WHEN ARTFORUM generously invited me to contribute to the present issue considering the state of museums today, I suggested, as an alternative, a series of notes written from my perspective as director of the Kitchen, New York, a smaller nonprofit organization. While all arts institutions provide useful windows onto society more broadly—figured as they are within the latter’s contradictions, both economic and cultural—smaller institutions often embody such qualities in living proximity. Certainly, many prescient questions about how institutions may be oriented differently, and with an eye toward sustainability, have been posed continually (even if by necessity) for decades by nonprofits.
For me, this very legacy made the idea of composing any such “notes” by myself counterintuitive. So I asked two friends, Ralph Lemon and Sarah Michelson, if they would also reflect on the continuing role of smaller nonprofit organizations. Of course, just as I sought to recontextualize Artforum’s invitation, these artists aimed to reframe mine. What follows is a text comprising my prompts with their responses, represented here as both distinct and simultaneous—much as has been the case when we have worked together in a physical institutional space.

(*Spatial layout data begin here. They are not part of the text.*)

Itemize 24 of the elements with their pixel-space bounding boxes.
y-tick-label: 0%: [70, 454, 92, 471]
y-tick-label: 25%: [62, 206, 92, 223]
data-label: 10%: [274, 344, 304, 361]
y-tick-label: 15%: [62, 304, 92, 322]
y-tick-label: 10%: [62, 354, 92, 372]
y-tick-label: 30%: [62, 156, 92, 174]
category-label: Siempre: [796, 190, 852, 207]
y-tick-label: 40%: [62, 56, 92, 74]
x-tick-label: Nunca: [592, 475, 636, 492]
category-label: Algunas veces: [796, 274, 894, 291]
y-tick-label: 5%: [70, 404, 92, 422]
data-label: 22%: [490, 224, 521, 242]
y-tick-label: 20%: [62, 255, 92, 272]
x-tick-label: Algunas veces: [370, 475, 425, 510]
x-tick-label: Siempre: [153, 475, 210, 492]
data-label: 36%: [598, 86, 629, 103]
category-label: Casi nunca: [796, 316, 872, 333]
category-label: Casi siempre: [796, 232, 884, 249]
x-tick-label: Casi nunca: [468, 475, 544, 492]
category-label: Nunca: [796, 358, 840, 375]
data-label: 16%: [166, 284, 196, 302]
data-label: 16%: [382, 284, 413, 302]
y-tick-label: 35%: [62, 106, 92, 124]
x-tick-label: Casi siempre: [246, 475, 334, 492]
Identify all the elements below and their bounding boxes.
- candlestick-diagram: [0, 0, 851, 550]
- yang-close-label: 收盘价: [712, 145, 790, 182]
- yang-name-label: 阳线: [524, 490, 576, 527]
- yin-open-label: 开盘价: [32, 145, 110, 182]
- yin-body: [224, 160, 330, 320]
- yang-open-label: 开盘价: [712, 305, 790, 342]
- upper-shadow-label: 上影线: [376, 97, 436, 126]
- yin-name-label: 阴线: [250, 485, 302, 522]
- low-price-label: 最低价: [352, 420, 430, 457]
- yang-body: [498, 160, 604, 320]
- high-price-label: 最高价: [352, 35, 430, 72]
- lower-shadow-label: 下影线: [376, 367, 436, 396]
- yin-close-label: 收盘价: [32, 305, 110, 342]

The results might ask for some reflection not only on nonprofits, but also on the valences of the term nonprofit. If the original formulation suggested an existence not participating in the mainframes of value in art and its economies—an outside that was never truly possible (or even sensical)—perhaps today it speaks to the potential of organizations to operate in a manner concerned less with offering answers than with sustaining questions for their times.